I haven't been to a single show or concert since covid-19 kicked in and I miss it so much. I didn't quite realize how much going to (punk) shows meant to me before finding myself not having this in my life anymore.
I usually prefer small sweaty DIY punk gigs and the Ho99o9 thing was a bit bigger and more professional. I'm bad at estimating crowd numbers but maybe a couple of hundred people in all. My expectations were low, I hadn't listen much to Ho99o9 beforehand, I knew that it was good stuff but I had no idea how it would sound live. The whole thing was kind of spontaneous and an excuse to get out of town and go and do something fun for the weekend.
The whole weekend turned out to be amazing. Not just because it was the last show before everything closed down. There was something special about that weekend, everything just came together. I was in the company of good friends, ate fantastic food and drank lots of cheap beer. I hadn't met the person we were going to stay with before so there was an atmosphere of uncertainty which made everything fun and interesting.
The Ho99o9/404 gig was amazing. One of the best gigs I've ever been to. Sometimes I get 'cyberpunk is now' moments and this was an intense such moment. It felt like being in the club scene of a 80's cyberpunk flick cranked up to 11. Ho99o9 blew my mind.
That this gig was my last was, if nothing else, a very worthy last gig. It was a year ago but it feels like aeons.
This experience has made me reflect on how much going to shows means to me and how alienated I feel without having that aspect in my life due to the pandemic. For me shows are not only about the music, it's more than this, something bigger. It's a space where you can actually be free and be yourself, whatever that means. You feel connected to something bigger than yourself. It's breathing room from society at large in which the usual norms are somewhat lifted and tweaked. This is almost like a "spiritual" experience in lack of better words to describe it.
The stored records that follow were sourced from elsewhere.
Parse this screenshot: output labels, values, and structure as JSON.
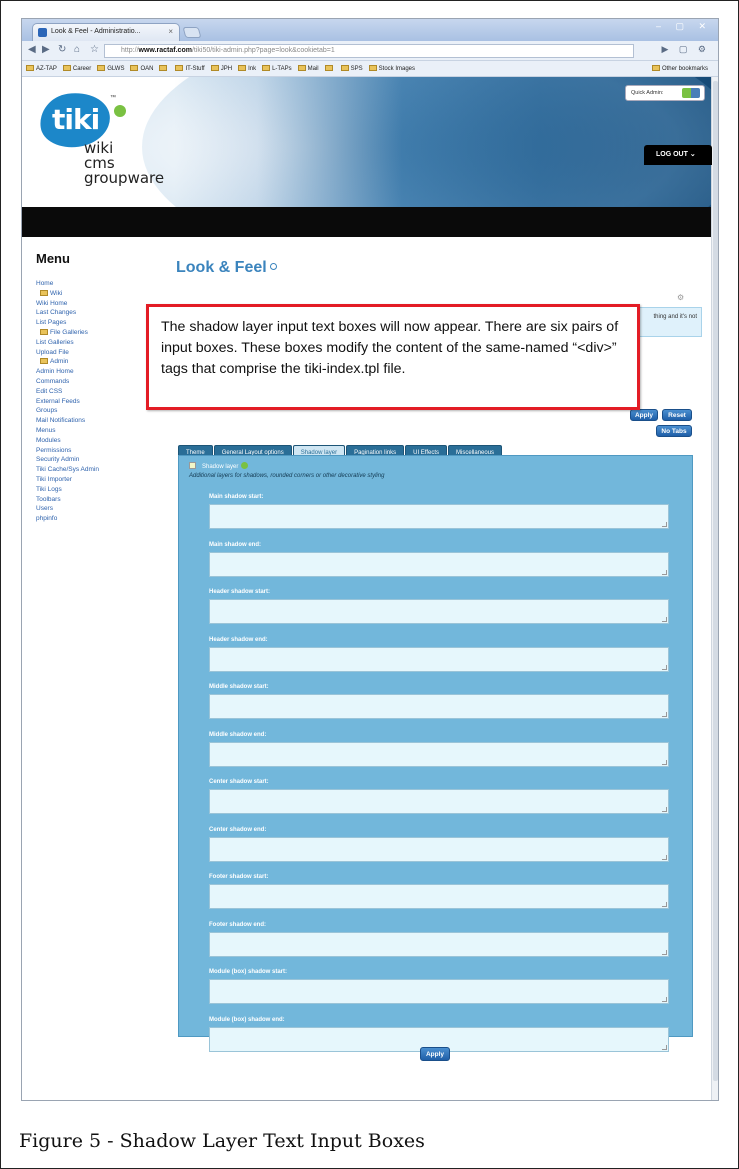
{
  "browser": {
    "tab_title": "Look & Feel - Administratio...",
    "tab_close": "×",
    "window_controls": "– ▢ ✕",
    "url_prefix": "http://",
    "url_host": "www.ractaf.com",
    "url_path": "/tiki50/tiki-admin.php?page=look&cookietab=1",
    "bookmarks": [
      "AZ-TAP",
      "Career",
      "GLWS",
      "OAN",
      "",
      "IT-Stuff",
      "JPH",
      "Ink",
      "L-TAPs",
      "Mail",
      "",
      "SPS",
      "Stock Images",
      "Other bookmarks"
    ]
  },
  "header": {
    "logo_tiki": "tiki",
    "logo_tm": "™",
    "logo_lines": [
      "wiki",
      "cms",
      "groupware"
    ],
    "quick_admin": "Quick Admin:",
    "logout": "LOG OUT ⌄"
  },
  "sidebar": {
    "title": "Menu",
    "items": [
      {
        "label": "Home",
        "folder": false
      },
      {
        "label": "Wiki",
        "folder": true
      },
      {
        "label": "Wiki Home",
        "folder": false
      },
      {
        "label": "Last Changes",
        "folder": false
      },
      {
        "label": "List Pages",
        "folder": false
      },
      {
        "label": "File Galleries",
        "folder": true
      },
      {
        "label": "List Galleries",
        "folder": false
      },
      {
        "label": "Upload File",
        "folder": false
      },
      {
        "label": "Admin",
        "folder": true
      },
      {
        "label": "Admin Home",
        "folder": false
      },
      {
        "label": "Commands",
        "folder": false
      },
      {
        "label": "Edit CSS",
        "folder": false
      },
      {
        "label": "External Feeds",
        "folder": false
      },
      {
        "label": "Groups",
        "folder": false
      },
      {
        "label": "Mail Notifications",
        "folder": false
      },
      {
        "label": "Menus",
        "folder": false
      },
      {
        "label": "Modules",
        "folder": false
      },
      {
        "label": "Permissions",
        "folder": false
      },
      {
        "label": "Security Admin",
        "folder": false
      },
      {
        "label": "Tiki Cache/Sys Admin",
        "folder": false
      },
      {
        "label": "Tiki Importer",
        "folder": false
      },
      {
        "label": "Tiki Logs",
        "folder": false
      },
      {
        "label": "Toolbars",
        "folder": false
      },
      {
        "label": "Users",
        "folder": false
      },
      {
        "label": "phpinfo",
        "folder": false
      }
    ]
  },
  "main": {
    "title": "Look & Feel",
    "info_text": "thing and it's not",
    "apply_label": "Apply",
    "reset_label": "Reset",
    "no_tabs_label": "No Tabs",
    "tabs": [
      "Theme",
      "General Layout options",
      "Shadow layer",
      "Pagination links",
      "UI Effects",
      "Miscellaneous"
    ],
    "active_tab": "Shadow layer",
    "panel": {
      "heading": "Shadow layer",
      "subtitle": "Additional layers for shadows, rounded corners or other decorative styling",
      "fields": [
        {
          "label": "Main shadow start:",
          "value": ""
        },
        {
          "label": "Main shadow end:",
          "value": ""
        },
        {
          "label": "Header shadow start:",
          "value": ""
        },
        {
          "label": "Header shadow end:",
          "value": ""
        },
        {
          "label": "Middle shadow start:",
          "value": ""
        },
        {
          "label": "Middle shadow end:",
          "value": ""
        },
        {
          "label": "Center shadow start:",
          "value": ""
        },
        {
          "label": "Center shadow end:",
          "value": ""
        },
        {
          "label": "Footer shadow start:",
          "value": ""
        },
        {
          "label": "Footer shadow end:",
          "value": ""
        },
        {
          "label": "Module (box) shadow start:",
          "value": ""
        },
        {
          "label": "Module (box) shadow end:",
          "value": ""
        }
      ]
    },
    "bottom_apply_label": "Apply"
  },
  "callout": {
    "text": "The shadow layer input text boxes will now appear.  There are six pairs of input boxes.  These boxes modify the content of the same-named “<div>” tags that comprise the tiki-index.tpl file.",
    "border_color": "#e31c25"
  },
  "caption": "Figure 5 - Shadow Layer Text Input Boxes"
}
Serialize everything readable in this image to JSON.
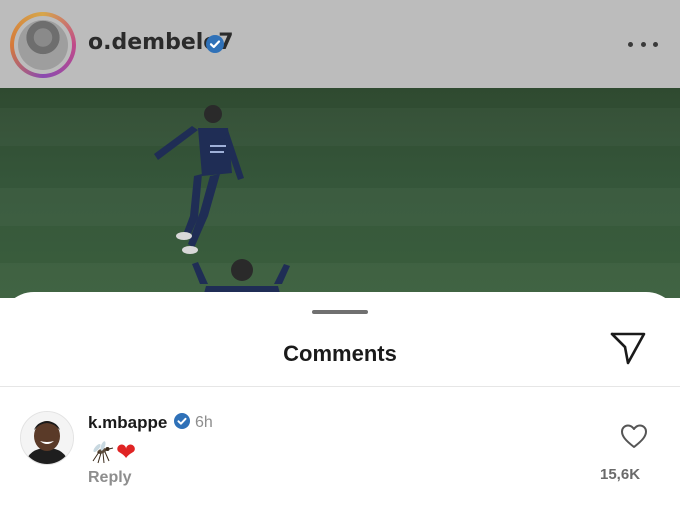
{
  "post": {
    "username": "o.dembele7",
    "verified": true
  },
  "sheet": {
    "title": "Comments"
  },
  "comments": [
    {
      "username": "k.mbappe",
      "verified": true,
      "time": "6h",
      "text_emojis": [
        "mosquito",
        "red-heart"
      ],
      "heart": "❤",
      "reply_label": "Reply",
      "like_count": "15,6K"
    }
  ],
  "colors": {
    "verified_badge": "#2f71b8",
    "heart": "#e02424",
    "secondary_text": "#8e8e8e"
  },
  "icons": [
    "more-options-icon",
    "verified-icon",
    "share-icon",
    "heart-outline-icon",
    "mosquito-icon"
  ]
}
There is something is something inherently political about going to these shows and there's also a clear TAZ-component to it for me. You create and take part in a space very some of the usual "rules" are uprooted. You get a sense of freedom and a connection to others. It's a microcosm of anarchy in action. A stark contrast to normal everyday life.
Then there is also the real-political aspect of actually organizing these spaces. They don't appear magically. You have to get a place, have some sound and light stuff, people at the door, a sound person, booking bands, security, cooking food, cleaning up afterwards, take good care of the bands etc. It's a lot of work behind the scene to make this happen.
Without having this in my life it feels like there is no breathing room. I feel trapped in life and society. There is no good outlet for letting out steam. Sure, there are plenty of anarchist spaces online but it doesn't quite do it for me.
I'm most likely over romanticizing this but but I've had some time to think about this now and going to DIY punk gigs is not simply about getting fucked up and seeing some random band on tour. It's more about community than anything else.
Now when everything is closed down DIY punk houses like chamsi in Uppsala struggles financially and need all the help they can get. So if you have the means and like these kind of places find a way to support your local punk house.